The Lashkar-e-Jhangvi has claimed responsibility for the attack. This is Pakistan’s forgotten war. The turf war in Karachi gets enough media attention. So do the Taliban up north. And so does (sparingly, albeit) the Baloch insurgency. But it is the dragon’s teeth of militant networks that make themselves visible from time to time in the form of sectarian violence that have constantly been evading attention. As opposed to those who lord over Karachi or the bulk of the TTP, these networks are present all over the country.

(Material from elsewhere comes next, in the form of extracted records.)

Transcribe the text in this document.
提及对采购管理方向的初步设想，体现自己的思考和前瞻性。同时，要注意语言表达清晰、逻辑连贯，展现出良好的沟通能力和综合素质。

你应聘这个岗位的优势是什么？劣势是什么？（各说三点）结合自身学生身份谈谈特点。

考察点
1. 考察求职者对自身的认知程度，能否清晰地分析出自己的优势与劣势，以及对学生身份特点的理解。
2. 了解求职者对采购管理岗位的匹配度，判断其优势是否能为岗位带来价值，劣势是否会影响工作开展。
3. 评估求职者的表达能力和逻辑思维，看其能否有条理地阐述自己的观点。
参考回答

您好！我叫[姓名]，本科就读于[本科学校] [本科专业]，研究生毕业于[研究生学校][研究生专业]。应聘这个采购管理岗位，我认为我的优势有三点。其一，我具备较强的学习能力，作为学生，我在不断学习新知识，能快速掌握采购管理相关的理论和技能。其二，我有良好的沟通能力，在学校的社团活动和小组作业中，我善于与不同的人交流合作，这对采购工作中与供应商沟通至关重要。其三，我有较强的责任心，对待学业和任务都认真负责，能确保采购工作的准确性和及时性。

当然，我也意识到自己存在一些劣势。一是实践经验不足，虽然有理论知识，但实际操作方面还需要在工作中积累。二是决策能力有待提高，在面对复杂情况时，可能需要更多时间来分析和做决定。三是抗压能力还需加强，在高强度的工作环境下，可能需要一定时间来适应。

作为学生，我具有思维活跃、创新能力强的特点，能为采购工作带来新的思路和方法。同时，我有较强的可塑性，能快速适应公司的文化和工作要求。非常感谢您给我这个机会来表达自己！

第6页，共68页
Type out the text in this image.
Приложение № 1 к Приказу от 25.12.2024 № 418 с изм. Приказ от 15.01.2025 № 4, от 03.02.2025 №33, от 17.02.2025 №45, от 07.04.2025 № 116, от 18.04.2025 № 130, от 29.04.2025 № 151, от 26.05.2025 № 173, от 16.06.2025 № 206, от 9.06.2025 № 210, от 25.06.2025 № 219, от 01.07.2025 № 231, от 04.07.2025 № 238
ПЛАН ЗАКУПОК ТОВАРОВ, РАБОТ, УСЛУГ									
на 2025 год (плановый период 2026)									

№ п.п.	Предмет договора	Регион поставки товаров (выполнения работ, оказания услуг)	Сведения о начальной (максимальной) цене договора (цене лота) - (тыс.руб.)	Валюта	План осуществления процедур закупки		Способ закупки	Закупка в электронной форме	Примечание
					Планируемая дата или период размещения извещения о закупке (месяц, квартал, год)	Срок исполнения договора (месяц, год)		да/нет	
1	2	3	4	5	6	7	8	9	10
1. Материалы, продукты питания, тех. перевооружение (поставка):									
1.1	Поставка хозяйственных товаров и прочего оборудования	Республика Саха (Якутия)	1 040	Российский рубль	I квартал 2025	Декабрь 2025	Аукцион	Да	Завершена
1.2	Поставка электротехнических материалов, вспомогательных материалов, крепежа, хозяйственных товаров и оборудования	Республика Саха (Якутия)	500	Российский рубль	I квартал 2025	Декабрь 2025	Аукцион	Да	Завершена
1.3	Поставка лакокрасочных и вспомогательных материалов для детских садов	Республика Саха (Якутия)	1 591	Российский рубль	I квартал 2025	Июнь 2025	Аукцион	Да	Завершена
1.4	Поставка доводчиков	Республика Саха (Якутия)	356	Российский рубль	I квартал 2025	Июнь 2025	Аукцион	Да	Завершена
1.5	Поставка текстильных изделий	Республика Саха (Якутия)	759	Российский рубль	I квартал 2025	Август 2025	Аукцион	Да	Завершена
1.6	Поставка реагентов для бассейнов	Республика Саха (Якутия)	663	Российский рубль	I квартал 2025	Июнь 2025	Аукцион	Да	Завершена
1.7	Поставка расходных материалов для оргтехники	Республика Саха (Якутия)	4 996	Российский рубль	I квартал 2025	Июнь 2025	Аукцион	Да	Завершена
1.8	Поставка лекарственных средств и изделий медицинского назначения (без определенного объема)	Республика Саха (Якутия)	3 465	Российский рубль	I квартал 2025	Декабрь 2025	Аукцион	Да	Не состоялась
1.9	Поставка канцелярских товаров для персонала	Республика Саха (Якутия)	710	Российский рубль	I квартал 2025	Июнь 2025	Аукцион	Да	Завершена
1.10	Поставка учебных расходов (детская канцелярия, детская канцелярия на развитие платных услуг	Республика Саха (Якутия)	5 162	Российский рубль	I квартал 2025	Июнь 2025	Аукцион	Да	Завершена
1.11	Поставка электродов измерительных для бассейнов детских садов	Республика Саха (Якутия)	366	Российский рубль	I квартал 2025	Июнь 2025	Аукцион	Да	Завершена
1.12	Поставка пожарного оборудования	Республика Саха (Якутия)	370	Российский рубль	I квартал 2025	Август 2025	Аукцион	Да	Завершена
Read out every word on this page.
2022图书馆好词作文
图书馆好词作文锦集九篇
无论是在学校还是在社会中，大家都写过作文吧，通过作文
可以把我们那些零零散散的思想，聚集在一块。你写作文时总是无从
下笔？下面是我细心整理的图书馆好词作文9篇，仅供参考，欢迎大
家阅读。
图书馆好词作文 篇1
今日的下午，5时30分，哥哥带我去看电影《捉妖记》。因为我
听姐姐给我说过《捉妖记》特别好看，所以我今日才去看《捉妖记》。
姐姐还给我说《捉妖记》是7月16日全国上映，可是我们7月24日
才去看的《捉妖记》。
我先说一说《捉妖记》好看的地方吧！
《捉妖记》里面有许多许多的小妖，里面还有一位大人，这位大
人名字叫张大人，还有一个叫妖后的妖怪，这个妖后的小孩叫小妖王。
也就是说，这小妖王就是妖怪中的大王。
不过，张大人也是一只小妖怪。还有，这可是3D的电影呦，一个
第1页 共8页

Much has been made of the presence of militants in South Punjab but that would mean to imply, erroneously, they aren’t active in north and central parts of the province.

In terms of constituency realpolitik, the campaigns of election candidates can be absolutely gutted if they manage to get on the wrong side of these networks. The political class, open always to debate, discussions and, usually, the maintenance of inclusive values, might make it to the chambers of legislature and even local executive positions, but in vast swathes of the land, it is these seminaries and their allied militant wings that call the shots; they are increasingly making those who are elected to power irrelevant. For those Pakistani hypernationalists who chuckle at India’s Naxalite red corridor, perhaps a look at Pakistan’s own soft underbelly would be in order.

That is indeed a depressing answer to the question that members of the Hazara community have been asking of late: where is the state?

This war, when it is finally fought, just might turn out to be bloodier than the ones we are currently engaged in. But it is one that cannot be avoided. Be it in Balochistan or the Punjab.